Charter purchased Time Warner Cable in 2015 and renamed it Spectrum. The company raked in some $3.5 billion in profits last year.

Many other unionists turned out, including hundreds of IBEW electricians and construction workers, hotel workers, laborers, sanitation workers, teachers, retail workers and nurses. The protest began with a rally in Brooklyn, then marched over the Brooklyn Bridge and ended with a rally in Lower Manhattan. Speakers included AFL-CIO President Richard Trumka and New York Gov. Andrew Cuomo.

Marcel Feliu, a member of the Laborers International Union of North America, bumped into the rally when he got off his job building scaffolding. “I stopped right away to show my support,” he said. In dangerous work like I do, the unions are very important.
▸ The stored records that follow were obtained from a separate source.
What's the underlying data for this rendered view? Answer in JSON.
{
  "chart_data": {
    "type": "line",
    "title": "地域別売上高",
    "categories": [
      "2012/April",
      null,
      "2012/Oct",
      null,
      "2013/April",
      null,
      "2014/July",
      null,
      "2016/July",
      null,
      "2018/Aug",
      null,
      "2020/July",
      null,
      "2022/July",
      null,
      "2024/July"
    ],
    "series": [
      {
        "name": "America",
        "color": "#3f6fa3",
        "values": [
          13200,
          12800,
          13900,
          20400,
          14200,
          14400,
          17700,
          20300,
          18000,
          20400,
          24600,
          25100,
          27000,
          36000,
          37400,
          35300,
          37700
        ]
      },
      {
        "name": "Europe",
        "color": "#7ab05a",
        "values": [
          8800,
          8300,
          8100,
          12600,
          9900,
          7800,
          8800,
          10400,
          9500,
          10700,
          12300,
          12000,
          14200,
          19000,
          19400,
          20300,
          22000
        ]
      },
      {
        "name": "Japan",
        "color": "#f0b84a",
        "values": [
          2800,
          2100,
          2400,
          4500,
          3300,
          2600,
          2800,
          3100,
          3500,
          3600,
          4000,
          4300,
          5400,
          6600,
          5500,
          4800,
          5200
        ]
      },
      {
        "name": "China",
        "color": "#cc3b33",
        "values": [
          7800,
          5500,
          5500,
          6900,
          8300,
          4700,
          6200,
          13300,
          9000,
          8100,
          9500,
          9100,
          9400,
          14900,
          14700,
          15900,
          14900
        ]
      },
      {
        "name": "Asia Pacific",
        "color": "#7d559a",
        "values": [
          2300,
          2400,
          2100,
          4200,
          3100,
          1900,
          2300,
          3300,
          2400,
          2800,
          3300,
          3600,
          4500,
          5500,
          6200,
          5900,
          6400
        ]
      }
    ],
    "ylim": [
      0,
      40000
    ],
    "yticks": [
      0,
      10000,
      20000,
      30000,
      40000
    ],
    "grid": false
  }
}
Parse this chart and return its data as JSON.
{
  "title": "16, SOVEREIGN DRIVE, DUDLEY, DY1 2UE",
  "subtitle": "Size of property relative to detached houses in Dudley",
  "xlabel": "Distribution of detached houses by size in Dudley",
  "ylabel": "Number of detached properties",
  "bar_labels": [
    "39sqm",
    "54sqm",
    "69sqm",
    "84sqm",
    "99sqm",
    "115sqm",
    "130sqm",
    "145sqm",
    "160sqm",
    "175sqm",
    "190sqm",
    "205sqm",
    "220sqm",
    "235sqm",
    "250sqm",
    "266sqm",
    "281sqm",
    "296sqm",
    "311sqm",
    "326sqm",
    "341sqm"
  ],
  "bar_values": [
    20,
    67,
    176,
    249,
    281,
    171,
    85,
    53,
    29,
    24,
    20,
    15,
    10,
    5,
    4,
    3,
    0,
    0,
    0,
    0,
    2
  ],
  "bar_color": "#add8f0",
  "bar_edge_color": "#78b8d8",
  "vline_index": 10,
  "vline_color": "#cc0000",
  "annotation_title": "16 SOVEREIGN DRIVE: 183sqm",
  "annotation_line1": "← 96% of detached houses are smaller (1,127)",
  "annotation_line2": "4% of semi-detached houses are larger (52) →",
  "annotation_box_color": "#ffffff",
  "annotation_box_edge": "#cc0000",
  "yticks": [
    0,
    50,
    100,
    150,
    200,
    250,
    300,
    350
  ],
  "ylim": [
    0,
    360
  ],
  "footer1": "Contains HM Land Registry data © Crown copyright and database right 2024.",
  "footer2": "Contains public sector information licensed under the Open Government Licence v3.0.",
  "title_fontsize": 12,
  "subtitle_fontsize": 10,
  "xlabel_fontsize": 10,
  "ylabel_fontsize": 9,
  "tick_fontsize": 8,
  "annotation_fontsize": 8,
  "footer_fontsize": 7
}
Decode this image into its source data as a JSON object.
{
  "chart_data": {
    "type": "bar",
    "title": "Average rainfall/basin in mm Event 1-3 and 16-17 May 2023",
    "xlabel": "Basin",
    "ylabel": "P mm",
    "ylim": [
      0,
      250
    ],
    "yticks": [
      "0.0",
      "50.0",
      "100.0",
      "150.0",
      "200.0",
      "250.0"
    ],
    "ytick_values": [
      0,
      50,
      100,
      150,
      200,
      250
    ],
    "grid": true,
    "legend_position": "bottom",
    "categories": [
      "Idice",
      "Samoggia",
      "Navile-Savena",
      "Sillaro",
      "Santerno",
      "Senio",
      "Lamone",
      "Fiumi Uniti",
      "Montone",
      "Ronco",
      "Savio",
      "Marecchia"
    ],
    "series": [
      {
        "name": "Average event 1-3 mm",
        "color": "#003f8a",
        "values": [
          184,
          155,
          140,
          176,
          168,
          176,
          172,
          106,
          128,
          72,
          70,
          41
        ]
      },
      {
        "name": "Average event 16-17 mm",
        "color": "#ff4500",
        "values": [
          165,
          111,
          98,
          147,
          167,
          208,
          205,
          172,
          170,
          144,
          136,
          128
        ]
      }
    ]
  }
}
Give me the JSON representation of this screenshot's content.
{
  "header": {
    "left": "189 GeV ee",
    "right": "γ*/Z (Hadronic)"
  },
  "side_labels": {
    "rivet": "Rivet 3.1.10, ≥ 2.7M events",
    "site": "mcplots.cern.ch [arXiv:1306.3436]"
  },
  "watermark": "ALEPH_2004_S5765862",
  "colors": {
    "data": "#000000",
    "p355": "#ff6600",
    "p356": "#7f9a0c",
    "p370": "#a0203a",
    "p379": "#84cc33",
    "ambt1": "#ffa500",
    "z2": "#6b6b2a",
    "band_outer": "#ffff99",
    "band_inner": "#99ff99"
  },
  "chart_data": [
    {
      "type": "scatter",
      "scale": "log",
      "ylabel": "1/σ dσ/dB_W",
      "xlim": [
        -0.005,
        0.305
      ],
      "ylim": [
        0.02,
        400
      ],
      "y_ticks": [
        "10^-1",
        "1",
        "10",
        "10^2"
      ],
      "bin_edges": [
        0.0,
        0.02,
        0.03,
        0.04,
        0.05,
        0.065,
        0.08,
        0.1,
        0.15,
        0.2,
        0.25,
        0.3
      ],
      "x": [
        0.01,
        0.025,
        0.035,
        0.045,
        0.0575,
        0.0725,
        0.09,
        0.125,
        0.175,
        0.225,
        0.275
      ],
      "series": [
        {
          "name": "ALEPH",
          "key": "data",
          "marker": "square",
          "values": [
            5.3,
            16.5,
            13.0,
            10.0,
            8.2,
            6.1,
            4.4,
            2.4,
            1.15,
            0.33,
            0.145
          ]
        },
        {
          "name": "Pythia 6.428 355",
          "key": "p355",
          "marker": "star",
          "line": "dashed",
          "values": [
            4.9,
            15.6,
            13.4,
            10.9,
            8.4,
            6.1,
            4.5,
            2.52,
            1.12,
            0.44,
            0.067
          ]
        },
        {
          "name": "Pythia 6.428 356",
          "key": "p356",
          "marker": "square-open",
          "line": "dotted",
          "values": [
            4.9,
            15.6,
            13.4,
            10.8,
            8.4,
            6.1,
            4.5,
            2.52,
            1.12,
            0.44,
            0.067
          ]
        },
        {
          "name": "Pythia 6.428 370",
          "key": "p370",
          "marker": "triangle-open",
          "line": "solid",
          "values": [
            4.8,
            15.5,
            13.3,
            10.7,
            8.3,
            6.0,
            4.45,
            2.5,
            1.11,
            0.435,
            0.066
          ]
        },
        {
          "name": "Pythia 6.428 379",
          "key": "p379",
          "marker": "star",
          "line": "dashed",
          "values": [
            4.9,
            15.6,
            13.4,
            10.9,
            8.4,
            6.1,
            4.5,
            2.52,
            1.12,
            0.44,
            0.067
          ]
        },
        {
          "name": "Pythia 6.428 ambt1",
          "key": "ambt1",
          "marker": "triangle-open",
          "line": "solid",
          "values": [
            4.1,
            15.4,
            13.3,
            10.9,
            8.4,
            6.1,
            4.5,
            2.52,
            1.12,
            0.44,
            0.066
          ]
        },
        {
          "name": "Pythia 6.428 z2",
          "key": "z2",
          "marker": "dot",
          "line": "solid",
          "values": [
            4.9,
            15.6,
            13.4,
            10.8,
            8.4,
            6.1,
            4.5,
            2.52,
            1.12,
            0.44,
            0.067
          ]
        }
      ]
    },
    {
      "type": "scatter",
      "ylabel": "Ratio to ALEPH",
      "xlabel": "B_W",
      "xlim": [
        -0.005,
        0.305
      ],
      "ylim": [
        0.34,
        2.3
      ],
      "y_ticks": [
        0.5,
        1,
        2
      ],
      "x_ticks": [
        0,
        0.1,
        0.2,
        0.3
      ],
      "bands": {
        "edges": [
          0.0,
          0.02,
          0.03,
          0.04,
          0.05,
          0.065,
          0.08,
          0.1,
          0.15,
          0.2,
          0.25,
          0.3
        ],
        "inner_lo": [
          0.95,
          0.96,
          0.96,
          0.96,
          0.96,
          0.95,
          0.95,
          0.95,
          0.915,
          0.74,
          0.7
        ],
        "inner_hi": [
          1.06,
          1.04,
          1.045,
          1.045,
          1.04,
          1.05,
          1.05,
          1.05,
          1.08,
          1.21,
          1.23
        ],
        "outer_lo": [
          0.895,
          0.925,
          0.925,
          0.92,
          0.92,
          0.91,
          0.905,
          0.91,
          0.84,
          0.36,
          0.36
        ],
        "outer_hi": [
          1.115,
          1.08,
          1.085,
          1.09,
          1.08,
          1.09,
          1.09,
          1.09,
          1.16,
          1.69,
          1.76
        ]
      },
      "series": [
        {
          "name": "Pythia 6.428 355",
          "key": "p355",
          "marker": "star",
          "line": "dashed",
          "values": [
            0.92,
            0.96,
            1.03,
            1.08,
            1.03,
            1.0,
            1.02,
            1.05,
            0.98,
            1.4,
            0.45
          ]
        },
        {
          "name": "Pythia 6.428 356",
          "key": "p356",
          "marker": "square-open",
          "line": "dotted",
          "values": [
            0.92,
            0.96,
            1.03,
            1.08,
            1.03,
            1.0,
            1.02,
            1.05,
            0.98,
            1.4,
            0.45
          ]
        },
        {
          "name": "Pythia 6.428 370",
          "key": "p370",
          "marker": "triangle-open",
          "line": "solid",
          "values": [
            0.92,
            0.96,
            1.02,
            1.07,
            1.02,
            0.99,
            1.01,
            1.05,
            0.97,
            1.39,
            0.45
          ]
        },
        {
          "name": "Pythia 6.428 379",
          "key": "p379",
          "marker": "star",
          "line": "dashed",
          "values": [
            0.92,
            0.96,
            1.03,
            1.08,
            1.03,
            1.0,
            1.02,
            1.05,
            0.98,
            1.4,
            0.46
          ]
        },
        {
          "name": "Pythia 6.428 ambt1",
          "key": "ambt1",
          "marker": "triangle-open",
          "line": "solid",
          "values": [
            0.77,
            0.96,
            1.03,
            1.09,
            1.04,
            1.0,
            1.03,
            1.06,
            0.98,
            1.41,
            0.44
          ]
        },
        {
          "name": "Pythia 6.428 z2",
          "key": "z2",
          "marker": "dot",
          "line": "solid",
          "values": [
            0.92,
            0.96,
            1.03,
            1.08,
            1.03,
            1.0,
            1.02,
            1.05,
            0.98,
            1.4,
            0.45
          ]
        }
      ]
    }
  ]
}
That’s why we need to organize all the workers who don’t have unions.”

“Whatever the outcome of this fight, I will be much better at reaching out to other workers who are on strike,” said Michael Traisi, a picket captain on Staten Island. “I’ve always voiced support for other unions, but now I realize you need to organize to help.”

Traisi also explained how the union is “trying to reach out to some of the new people Spectrum has hired to cross our picket lines. They’ve been told a lot of lies about us.”

Errol Lawrence, a shop steward in Woodside, Queens, worked at Verizon for many years. “I left because they had too many strikes,” he said laughing. “What we need is a major labor movement.